Hello all,
I recently noticed that Npgsql didn't perform well in a high demand environment (a site that has many users and huge spikes in traffic every now and then).
I discovered that the cause of the issue was that the connection pool distributed connectors in no particular order.
Say you have two web requests that are called at about the same time and each request makes 4 DB calls. I'll call the DB calls 1A, 1B, 1C and 1D for the first web request and 2A, 2B, 2C and 2D for the 2nd web request.
Let's say the DB operations try to grab connectors from the pool in this order 1A 2A 1B 2B 1C 2C 1D and 2D, the connectors might actually end up being distributed in the following order 1A 1B 1C 2A 1D 2B 2C 2D.
In the above example 1B and 1C got connectors before 2A got one.
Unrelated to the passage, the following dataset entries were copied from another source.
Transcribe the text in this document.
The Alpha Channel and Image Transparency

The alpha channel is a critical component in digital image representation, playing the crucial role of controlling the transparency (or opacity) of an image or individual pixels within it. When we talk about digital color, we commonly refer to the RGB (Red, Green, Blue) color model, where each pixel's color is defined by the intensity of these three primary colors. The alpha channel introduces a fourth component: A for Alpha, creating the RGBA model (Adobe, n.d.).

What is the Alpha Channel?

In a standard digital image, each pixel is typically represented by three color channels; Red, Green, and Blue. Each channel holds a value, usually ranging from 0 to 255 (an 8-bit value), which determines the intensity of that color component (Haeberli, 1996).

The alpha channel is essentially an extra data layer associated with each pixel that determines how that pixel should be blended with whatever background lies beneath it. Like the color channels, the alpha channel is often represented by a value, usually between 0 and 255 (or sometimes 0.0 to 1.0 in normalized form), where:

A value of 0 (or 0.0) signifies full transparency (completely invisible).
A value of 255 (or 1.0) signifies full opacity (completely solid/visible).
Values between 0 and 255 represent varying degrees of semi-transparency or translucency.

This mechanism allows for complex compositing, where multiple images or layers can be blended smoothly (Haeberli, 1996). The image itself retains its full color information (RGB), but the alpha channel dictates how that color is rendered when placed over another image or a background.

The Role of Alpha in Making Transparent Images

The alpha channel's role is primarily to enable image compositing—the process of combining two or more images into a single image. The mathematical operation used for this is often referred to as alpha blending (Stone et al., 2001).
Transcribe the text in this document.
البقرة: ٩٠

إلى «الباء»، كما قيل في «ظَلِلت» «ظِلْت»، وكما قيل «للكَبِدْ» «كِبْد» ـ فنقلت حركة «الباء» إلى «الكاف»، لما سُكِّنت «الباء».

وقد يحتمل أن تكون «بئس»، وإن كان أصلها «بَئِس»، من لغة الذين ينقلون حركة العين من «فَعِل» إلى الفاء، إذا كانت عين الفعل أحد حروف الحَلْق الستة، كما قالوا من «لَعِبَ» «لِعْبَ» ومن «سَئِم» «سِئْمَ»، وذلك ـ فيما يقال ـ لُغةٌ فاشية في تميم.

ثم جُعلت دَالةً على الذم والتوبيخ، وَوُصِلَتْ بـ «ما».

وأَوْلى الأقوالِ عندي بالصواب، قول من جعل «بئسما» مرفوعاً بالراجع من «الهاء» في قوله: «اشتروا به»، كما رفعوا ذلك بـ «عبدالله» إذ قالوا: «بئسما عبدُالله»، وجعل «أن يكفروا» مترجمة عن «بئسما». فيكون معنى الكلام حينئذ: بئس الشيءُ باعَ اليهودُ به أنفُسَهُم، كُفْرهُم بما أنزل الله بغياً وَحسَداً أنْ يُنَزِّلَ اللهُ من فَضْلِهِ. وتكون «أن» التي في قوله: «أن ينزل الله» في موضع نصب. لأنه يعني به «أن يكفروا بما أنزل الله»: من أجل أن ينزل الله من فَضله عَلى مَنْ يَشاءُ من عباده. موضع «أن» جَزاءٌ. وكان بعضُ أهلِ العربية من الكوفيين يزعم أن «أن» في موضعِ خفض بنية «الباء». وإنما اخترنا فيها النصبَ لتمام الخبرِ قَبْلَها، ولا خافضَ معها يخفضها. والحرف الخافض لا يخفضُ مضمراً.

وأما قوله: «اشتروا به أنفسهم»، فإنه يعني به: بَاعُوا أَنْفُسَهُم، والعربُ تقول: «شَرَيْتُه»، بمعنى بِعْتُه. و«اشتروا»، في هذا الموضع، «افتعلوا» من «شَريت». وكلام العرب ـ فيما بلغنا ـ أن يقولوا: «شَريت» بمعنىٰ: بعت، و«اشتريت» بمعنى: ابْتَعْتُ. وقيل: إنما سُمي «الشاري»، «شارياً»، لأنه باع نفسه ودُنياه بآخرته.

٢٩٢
In a high demand environment where there are many threads (web requests) simultaneously making DB calls, 2A might end up waiting for a very long time while other threads are handed connectors even though 2A made its request before those other threads. This often leads to an artificial time out.
What's worse is that all successful DB calls made within a web request are wasted if a subsequent DB call times out. The web request only succeeds when all DB calls within that web request are successful.
The fix to this problem is to queue up requests for connectors and process them one by one.
Another issue is that I saw my server application run into a stackoverflow exception and go down.
It didn't happen very often (It has only happened three times) but it's still a cause of concern.
I'm not sure what caused it but I suspect the recursion in GetPooledConnector() might be to blame.
Even if that's not the cause, it's safer to convert the recursion into an iterative loop since all sorts of code depend on this library.
I've created Pull Requests 178 and 182 to resolve this issues.
Thanks,
Sunny